Разумеется, философская мысль в нашей стране в то время была живой не только в «школе Ильенкова», которая воспитала немало ярких и во многом самобытных продолжателей его дела; немало вполне серьезных разработок на счету наших методологов естествознания или «системников» (которые, на мой взгляд, часто были весьма сомнительными марксистами), а также методологов истории (которые, напротив, были достаточно правоверными, хотя отнюдь не догматическими, «истматчиками»). Но именно «школа Ильенкова», на мой взгляд, предстает, с одной стороны, как носительница (и хранительница) классической европейской философской традиции в СССР, а с другой, как своеобразный «мост», связывающий европейскую культурную традицию в области философии с русской культурной традицией, которая была частично подавлена, но частично также и ассимилирована в состав социалистической государственной машины нашей страны. Этой «машине», при всей ее внешней идейной «окраске», конечно, больше отвечал не марксизм в качестве живого течения мысли, философского направления, а марксизм, превращенный в учебную дисциплину, с программой, утвержденной партийно – государственными «аппаратчиками», и таким образом превращенный во что – то вроде устава караульной службы.

Европейский «антигегелевский переворот» в философии, в ходе которого возникла марксистская философия, сам был компонентом широких мировоззренческих, интеллектуальных и психологических преобразований, вектором которых было движение от «системы» к «ситуации», от «всеобщего» к «индивидуальному», от «рационального» к «эмоциональному», от «логического» к «психологическому», от жесткого детерминизма в картине мира к «плюралистической Вселенной», от приоритета «общественных интересов» к приоритету «прав личности». Это воистину был переход от «царства необходимости» к «царству свободы» – во всяком случае в области сознания. Сама гегелевская философия уже была отмечена такой печатью перехода: поэтому в ней логика стала не «формальной», а содержательной, не однозначной, а «диалектической»; если «случайность» и не получила еще в системе Гегеля равноправия с «необходимостью», но ее «относительная автономия» – как «проявления и дополнения необходимости» – была все же признана.
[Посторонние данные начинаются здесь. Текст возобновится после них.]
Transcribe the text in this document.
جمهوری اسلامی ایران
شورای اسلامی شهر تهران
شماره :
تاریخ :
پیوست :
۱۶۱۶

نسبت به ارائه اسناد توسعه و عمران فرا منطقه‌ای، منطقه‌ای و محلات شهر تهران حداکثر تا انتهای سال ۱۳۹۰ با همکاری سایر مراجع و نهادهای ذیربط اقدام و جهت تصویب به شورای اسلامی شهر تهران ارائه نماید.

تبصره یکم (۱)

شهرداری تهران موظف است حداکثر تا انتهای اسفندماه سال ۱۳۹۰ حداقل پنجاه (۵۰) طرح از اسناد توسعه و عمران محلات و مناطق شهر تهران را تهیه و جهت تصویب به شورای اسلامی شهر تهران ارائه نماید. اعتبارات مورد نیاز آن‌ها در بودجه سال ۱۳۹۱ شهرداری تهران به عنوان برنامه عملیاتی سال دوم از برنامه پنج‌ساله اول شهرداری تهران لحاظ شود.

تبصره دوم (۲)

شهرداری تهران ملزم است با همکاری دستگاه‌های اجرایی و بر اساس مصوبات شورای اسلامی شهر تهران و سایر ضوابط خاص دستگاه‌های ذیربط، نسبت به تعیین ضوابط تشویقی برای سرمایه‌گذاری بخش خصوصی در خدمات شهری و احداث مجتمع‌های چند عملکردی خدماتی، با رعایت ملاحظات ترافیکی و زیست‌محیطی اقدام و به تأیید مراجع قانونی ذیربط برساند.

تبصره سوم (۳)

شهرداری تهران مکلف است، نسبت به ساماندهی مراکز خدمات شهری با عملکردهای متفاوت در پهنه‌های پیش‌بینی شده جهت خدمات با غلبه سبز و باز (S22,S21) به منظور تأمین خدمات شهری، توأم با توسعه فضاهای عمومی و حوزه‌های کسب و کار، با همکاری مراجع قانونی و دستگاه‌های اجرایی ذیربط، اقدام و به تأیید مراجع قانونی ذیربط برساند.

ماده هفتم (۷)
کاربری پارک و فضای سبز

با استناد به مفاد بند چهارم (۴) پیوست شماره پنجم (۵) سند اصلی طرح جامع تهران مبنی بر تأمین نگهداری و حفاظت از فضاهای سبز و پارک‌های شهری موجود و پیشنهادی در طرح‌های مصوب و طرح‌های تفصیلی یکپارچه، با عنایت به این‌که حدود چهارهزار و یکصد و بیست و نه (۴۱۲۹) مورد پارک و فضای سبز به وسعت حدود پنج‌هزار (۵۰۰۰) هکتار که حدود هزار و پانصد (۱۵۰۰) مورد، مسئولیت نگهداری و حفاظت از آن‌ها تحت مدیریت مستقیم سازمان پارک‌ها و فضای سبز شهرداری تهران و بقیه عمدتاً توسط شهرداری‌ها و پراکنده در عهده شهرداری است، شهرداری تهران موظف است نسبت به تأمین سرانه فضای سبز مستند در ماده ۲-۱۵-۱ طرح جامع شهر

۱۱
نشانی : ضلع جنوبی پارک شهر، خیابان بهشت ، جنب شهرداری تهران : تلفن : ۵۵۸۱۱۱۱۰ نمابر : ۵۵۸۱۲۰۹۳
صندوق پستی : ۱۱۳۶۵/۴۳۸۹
Гегелевская философия уже была подготовлена самим автором к тому, чтобы быть «перевернутой с головы на ноги», сохранив при этом свое «рациональное ядро»; абсолютный дух был самим Гегелем подготовлен к «приземлению», к превращению в «язык» (как подлинную, демистифицированную, «субстанцию» культуры); в «национальную» или «классовую» идеологию; в «общественное сознание» и т. п. Он был подготовлен и к тому, чтобы перестать быть предметом философии как «метафизики» и стать предметом психологии как «позитивной науки». Какой бы компонент европейской культуры прошлого столетия мы ни взяли, везде можно заметить соответствующую смену приоритетов и трансформацию методов. Особенно заметно это, кстати, в исторических превращениях психологии этого периода, в спектре предметов которой мы найдем и бергсоновское «сверхсознание», и дильтееву «жизнь духа», и логическое мышление, и социальное поведение, и – в самом конце спектра – экспериментальные исследования сознания и физиологию нервных процессов (которая была поистине «психологией без души»).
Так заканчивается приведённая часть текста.